Published:  21 May, 2015

The growth of the bulk wine market may slow, but it is here to stay, according to expert panellist in a recent debate.

The growth of the bulk wine market may slow, but it is here to stay, according to expert panellist in a recent debate.

The debate on bulk wine, which was organised by Harper and held at the London WIne Fair earlier this week, looked at bulk sourcing as a means to grow profit but asked if the impact on jobs in the country of origin outweighed the commercial gains.

Panellist included Su Birch, former chief executive of Wines of South Africa who now represents a not-for-profit group campaigning for more bottling to be carried out in South Africa, Joan Torrents, buying director of Enotria, Andrew Shaw, buying director of Bibendum PLB Group, Bernard Fontannaz, founder and managing director of Origin Wines and The Coop's wine buyer, Edward Robinson.

Birch argued that the market was stripping value out of the country of origin and eroding profits and that the weak rand made it cost-effective to bottle in South Africa.  "Every time we export in bulk, we exports jobs," she argued.

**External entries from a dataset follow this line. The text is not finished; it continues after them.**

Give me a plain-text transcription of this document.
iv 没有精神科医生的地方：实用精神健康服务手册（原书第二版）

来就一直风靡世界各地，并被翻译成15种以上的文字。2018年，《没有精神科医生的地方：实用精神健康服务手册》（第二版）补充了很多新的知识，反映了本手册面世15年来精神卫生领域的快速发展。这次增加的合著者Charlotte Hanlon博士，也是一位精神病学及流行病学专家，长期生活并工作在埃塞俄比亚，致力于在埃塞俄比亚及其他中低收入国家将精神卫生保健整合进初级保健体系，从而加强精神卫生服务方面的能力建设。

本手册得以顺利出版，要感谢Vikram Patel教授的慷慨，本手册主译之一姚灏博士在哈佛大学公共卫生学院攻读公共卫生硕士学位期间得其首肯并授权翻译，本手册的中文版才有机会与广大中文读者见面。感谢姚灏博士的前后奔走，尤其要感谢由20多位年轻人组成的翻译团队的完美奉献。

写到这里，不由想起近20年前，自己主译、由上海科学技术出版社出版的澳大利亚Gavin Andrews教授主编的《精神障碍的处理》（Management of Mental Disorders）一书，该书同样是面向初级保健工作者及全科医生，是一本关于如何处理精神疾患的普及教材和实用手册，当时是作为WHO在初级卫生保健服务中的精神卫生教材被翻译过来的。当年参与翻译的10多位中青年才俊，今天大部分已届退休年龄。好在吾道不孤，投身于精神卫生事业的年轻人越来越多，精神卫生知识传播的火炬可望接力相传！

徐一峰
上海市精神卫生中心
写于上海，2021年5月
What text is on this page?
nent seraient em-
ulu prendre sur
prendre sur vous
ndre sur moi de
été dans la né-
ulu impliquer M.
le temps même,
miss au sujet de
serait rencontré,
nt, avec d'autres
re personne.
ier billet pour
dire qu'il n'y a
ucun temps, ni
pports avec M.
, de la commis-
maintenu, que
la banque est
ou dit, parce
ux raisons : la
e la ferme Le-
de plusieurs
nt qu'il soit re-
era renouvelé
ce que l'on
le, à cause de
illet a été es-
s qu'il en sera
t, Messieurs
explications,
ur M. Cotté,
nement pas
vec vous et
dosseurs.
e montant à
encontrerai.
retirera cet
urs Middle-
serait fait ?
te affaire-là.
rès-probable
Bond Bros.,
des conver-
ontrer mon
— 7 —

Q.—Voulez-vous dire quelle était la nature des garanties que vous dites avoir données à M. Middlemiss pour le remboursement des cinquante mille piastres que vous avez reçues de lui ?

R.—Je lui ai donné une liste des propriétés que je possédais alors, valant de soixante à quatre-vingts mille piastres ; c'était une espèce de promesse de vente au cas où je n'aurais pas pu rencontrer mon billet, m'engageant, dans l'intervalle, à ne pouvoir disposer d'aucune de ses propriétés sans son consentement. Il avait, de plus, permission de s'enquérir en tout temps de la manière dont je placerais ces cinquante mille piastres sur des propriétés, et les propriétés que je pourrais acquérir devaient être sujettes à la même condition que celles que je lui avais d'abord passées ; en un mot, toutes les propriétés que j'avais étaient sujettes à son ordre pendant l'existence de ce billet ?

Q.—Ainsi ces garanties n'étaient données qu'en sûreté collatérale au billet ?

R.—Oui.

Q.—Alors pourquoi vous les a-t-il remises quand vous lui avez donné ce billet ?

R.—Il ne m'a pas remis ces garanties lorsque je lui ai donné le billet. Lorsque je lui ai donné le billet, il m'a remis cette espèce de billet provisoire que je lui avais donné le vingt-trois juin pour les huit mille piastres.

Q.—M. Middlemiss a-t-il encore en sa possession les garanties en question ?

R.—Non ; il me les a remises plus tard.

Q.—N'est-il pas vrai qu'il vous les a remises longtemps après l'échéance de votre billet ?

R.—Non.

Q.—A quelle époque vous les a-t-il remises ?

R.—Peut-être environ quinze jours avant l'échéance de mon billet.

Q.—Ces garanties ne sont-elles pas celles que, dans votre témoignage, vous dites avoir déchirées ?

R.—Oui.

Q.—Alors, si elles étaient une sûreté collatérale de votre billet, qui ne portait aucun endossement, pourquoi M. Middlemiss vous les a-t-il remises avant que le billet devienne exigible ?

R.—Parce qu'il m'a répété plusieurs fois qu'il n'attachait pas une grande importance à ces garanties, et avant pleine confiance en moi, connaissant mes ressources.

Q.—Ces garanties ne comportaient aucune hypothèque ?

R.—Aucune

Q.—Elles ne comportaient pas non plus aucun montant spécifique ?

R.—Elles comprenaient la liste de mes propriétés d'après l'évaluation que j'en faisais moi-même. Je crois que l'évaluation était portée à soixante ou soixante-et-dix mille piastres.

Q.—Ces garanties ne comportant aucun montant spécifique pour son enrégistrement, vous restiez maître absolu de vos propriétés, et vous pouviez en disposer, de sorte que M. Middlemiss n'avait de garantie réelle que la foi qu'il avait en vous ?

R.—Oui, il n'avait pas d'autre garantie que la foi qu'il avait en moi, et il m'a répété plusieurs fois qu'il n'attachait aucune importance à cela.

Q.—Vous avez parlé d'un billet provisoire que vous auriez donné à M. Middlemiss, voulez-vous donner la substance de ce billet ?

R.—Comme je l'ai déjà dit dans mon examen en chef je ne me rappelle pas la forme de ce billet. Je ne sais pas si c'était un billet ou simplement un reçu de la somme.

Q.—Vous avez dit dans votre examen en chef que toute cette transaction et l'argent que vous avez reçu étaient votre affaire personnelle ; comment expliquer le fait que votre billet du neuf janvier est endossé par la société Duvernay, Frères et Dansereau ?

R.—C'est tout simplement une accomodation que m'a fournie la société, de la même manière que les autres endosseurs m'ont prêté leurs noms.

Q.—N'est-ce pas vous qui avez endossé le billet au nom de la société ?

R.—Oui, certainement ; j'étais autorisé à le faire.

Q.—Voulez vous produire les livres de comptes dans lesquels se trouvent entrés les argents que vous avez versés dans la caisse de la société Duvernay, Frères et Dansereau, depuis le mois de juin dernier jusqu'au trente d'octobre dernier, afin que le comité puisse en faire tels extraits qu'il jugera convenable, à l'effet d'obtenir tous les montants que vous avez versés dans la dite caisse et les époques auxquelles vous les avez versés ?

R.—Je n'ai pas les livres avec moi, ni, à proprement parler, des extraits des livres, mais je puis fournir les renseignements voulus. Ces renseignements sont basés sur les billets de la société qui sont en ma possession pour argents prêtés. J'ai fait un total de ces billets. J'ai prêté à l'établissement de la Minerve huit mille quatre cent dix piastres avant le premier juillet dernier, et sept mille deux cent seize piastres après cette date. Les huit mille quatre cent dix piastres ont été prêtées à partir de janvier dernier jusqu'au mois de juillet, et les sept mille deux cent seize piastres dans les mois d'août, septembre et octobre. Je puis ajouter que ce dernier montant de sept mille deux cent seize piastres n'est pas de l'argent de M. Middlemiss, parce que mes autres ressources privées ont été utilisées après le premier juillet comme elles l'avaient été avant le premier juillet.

The country has been pulling back on its bulk wineproduction ahead of the The Economic Partnership Agreement with the EU, which will sets new allowances for quota-free wines to be exported from South Africa. Last year, around 62% of South Africa's wine was exported in bulk in 2014.

Andrew Shaw

Fontannaz said the deal would be a "game changer" and set a new reality for bottling at source.

Shaw said there might be a slow down in the increase, as market dynamics in the UK were changing fast. "We foresee there will be pressure points," he noted. "People will always chase the cheapest juice and at the moment, South Africa is feeling it. FIve years ago it was Australia, and it has been New Zealand in the past," he said.

Speaking after the seminar, Neil Anderson of Kingsland Wine & Spirit told Harpers that bulk wine was here because of the economics and because it offers service and better flexibility. "As an industry, bulk has grown massively - around 62% of wine and I can see that going to 70%," he said. "The conversation may be around bottled at source, but consumers of wine at that level don't really care where it is bottled, it is not relevant to them. Above £7.99 and consumers may begin to be more interested, but consumers of cheaper and higher priced wines look for different thing"

Kobus Basson of Kleine Zlaze told bulk wine was an economic necessity in South Africa "It all begins with the financial sustainability of your model. Problem of South Africa is that it is like a domino. When new in the world market it  played the simplest game at a affordable level. But with low margins, you can't plough much back in , so it grows very little."

"People have to sell bulk to raise cash - it is part of the problem," he said, but added "I am hesitant to blame the export as my concern is that you have no control. But you can't wish it away. It is tough for most producers - and it is not getting easier, as there are challenges in terms of power supply, labour costs are rising and there are some financial challenges."